By the time I got home from my first no-destination run, everything seemed brighter and also quieter. I stretched in the courtyard of the apartment building and then sat on a bench, in awe of the sky, the cooing doves, and the wild mustard taking over the yard with its slender, swaying stalks and yellow flowers. It’s a weed. Doves are nuisance birds we try to chase away. But I was in a state of suspended judgment, aware and immersed, with no likes or dislikes, only life and light.

Vacation Mind

On a sunny, sixty-degree day, the kind that tourists from cold places come here to enjoy, I asked myself, how would I feel, think, and act if I was on vacation?

Truth or Consequences used to be my vacation destination. As a full-time resident, I do the same things I did as a summer visitor. I live in a smaller, simpler space than I did back in Virginia. I soak in hot springs, run in the desert at Elephant Butte Lake State Park, I write, I go to Albuquerque to study yoga, I hang out with friends … It’s the same life, only busier.

I have a schedule. Teaching yoga three days a week is not what anyone could call a full schedule, though it does limit my spontaneity. I’m more involved in the community. I know more people. But the biggest difference is my mindset. I don’t feel the looming return to the academic calendar reminding me to make the most of my freedom. So I don’t.

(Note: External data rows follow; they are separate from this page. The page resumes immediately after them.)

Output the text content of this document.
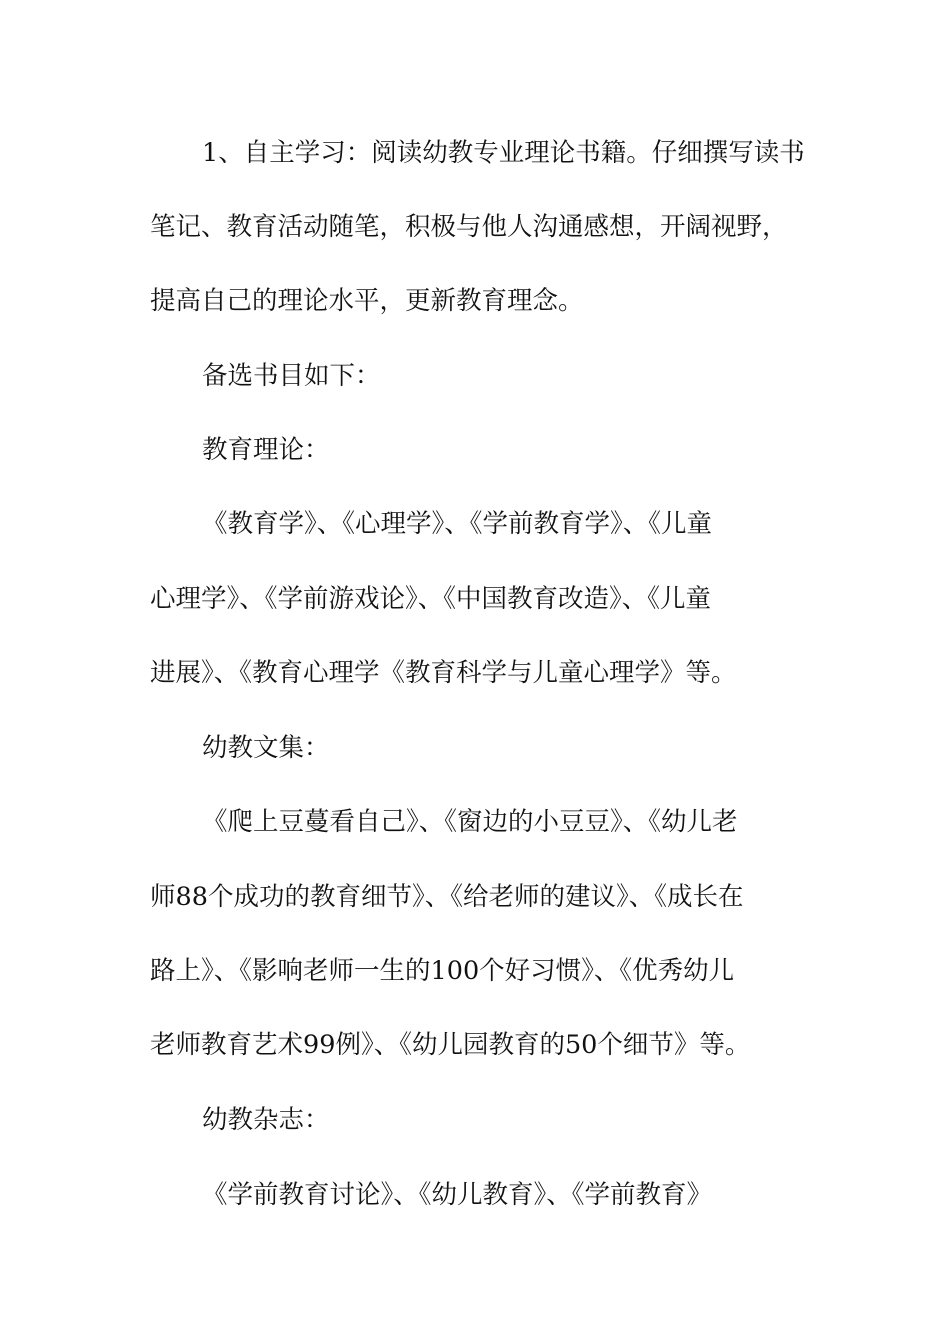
1、自主学习：阅读幼教专业理论书籍。仔细撰写读书

笔记、教育活动随笔，积极与他人沟通感想，开阔视野，

提高自己的理论水平，更新教育理念。

备选书目如下：

教育理论：

《教育学》、《心理学》、《学前教育学》、《儿童

心理学》、《学前游戏论》、《中国教育改造》、《儿童

进展》、《教育心理学《教育科学与儿童心理学》等。

幼教文集：

《爬上豆蔓看自己》、《窗边的小豆豆》、《幼儿老

师88个成功的教育细节》、《给老师的建议》、《成长在

路上》、《影响老师一生的100个好习惯》、《优秀幼儿

老师教育艺术99例》、《幼儿园教育的50个细节》等。

幼教杂志：

《学前教育讨论》、《幼儿教育》、《学前教育》
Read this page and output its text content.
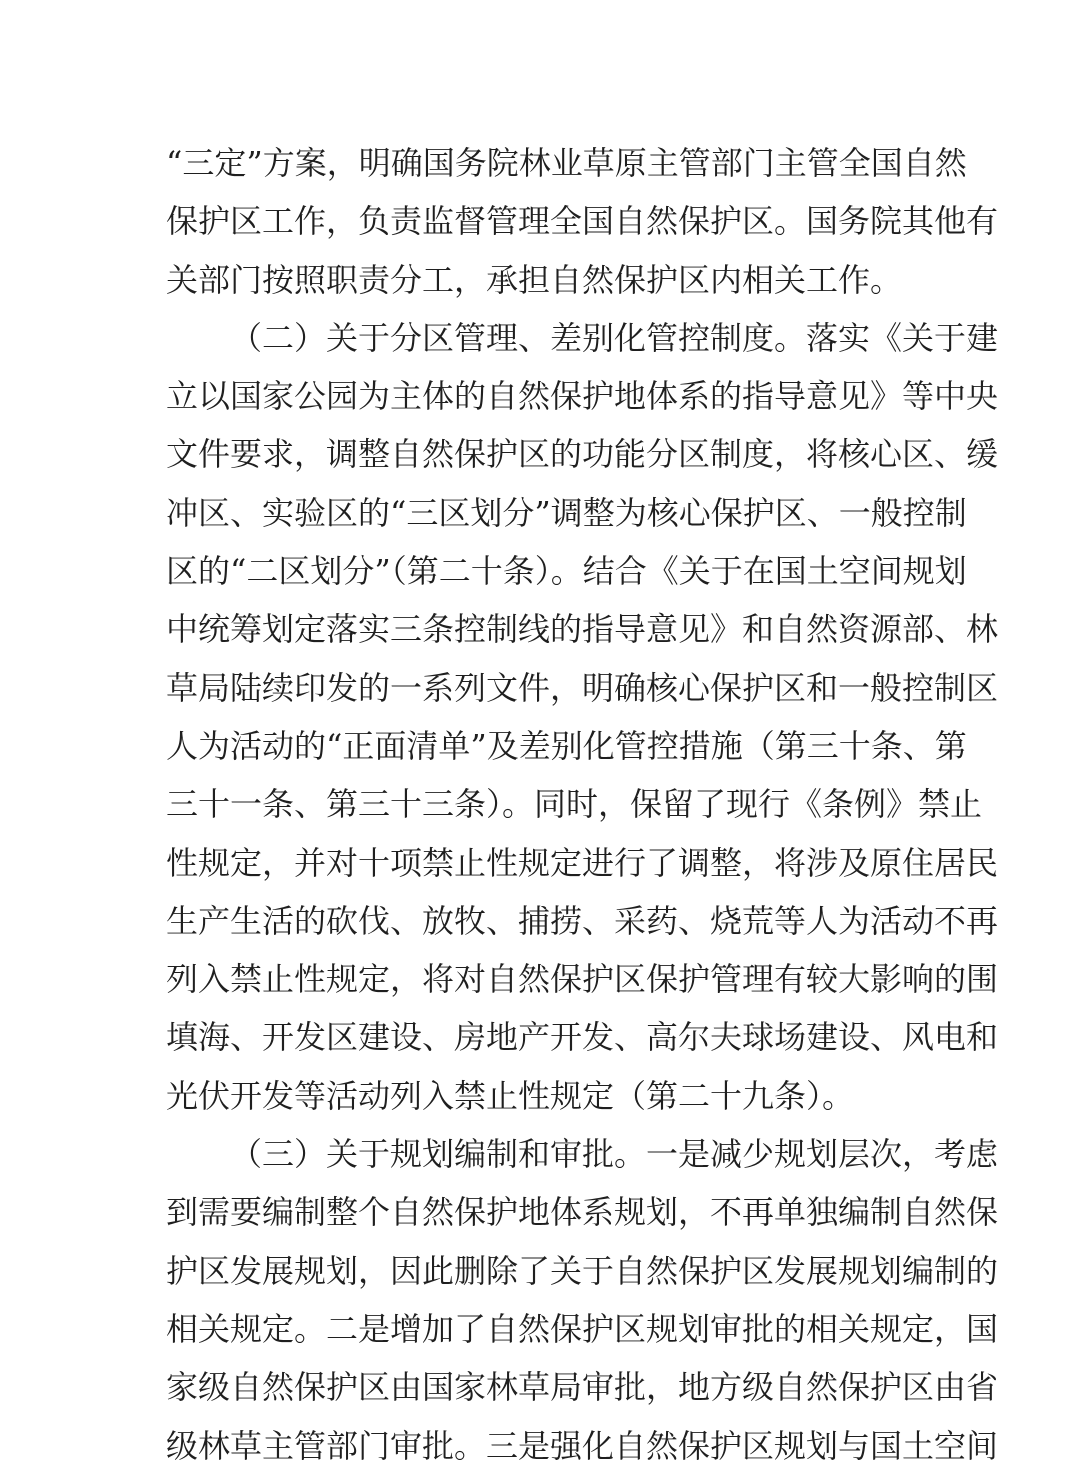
“三定”方案，明确国务院林业草原主管部门主管全国自然
保护区工作，负责监督管理全国自然保护区。国务院其他有
关部门按照职责分工，承担自然保护区内相关工作。
（二）关于分区管理、差别化管控制度。落实《关于建
立以国家公园为主体的自然保护地体系的指导意见》等中央
文件要求，调整自然保护区的功能分区制度，将核心区、缓
冲区、实验区的“三区划分”调整为核心保护区、一般控制
区的“二区划分”（第二十条）。结合《关于在国土空间规划
中统筹划定落实三条控制线的指导意见》和自然资源部、林
草局陆续印发的一系列文件，明确核心保护区和一般控制区
人为活动的“正面清单”及差别化管控措施（第三十条、第
三十一条、第三十三条）。同时，保留了现行《条例》禁止
性规定，并对十项禁止性规定进行了调整，将涉及原住居民
生产生活的砍伐、放牧、捕捞、采药、烧荒等人为活动不再
列入禁止性规定，将对自然保护区保护管理有较大影响的围
填海、开发区建设、房地产开发、高尔夫球场建设、风电和
光伏开发等活动列入禁止性规定（第二十九条）。
（三）关于规划编制和审批。一是减少规划层次，考虑
到需要编制整个自然保护地体系规划，不再单独编制自然保
护区发展规划，因此删除了关于自然保护区发展规划编制的
相关规定。二是增加了自然保护区规划审批的相关规定，国
家级自然保护区由国家林草局审批，地方级自然保护区由省
级林草主管部门审批。三是强化自然保护区规划与国土空间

I let my head get cluttered. After I encountered a number of vacationers hiking the trail where I ran yesterday, I switched to vacation mind, appreciating the moment as if I might have to leave any day. Wow. Isn’t this amazing? It’s so warm. The sky is so bright. The lake is so still and blue. I noticed the light striking one of the bare, rocky hills on the shore making it look golden, though the land in Elephant Butte is basically gray, and how the dried blossoms atop a yucca stalk held their bell shapes months after their blooming ended.

While I stretched at the playground, a spider web glinting in the sun caught my attention, its near-invisible threads turning iridescent. The weaver, a tiny dirt-beige spider with red-striped legs and two rows of dots down its back, clung to a green metal ladder on the play structure.

Yellow stripey things—bees or wasps, I’m not sure which—nuzzled around my ankles and inspected me. I rolled my pants legs tight so the inspections wouldn’t go wrong. Their soft buzzing was the only sound.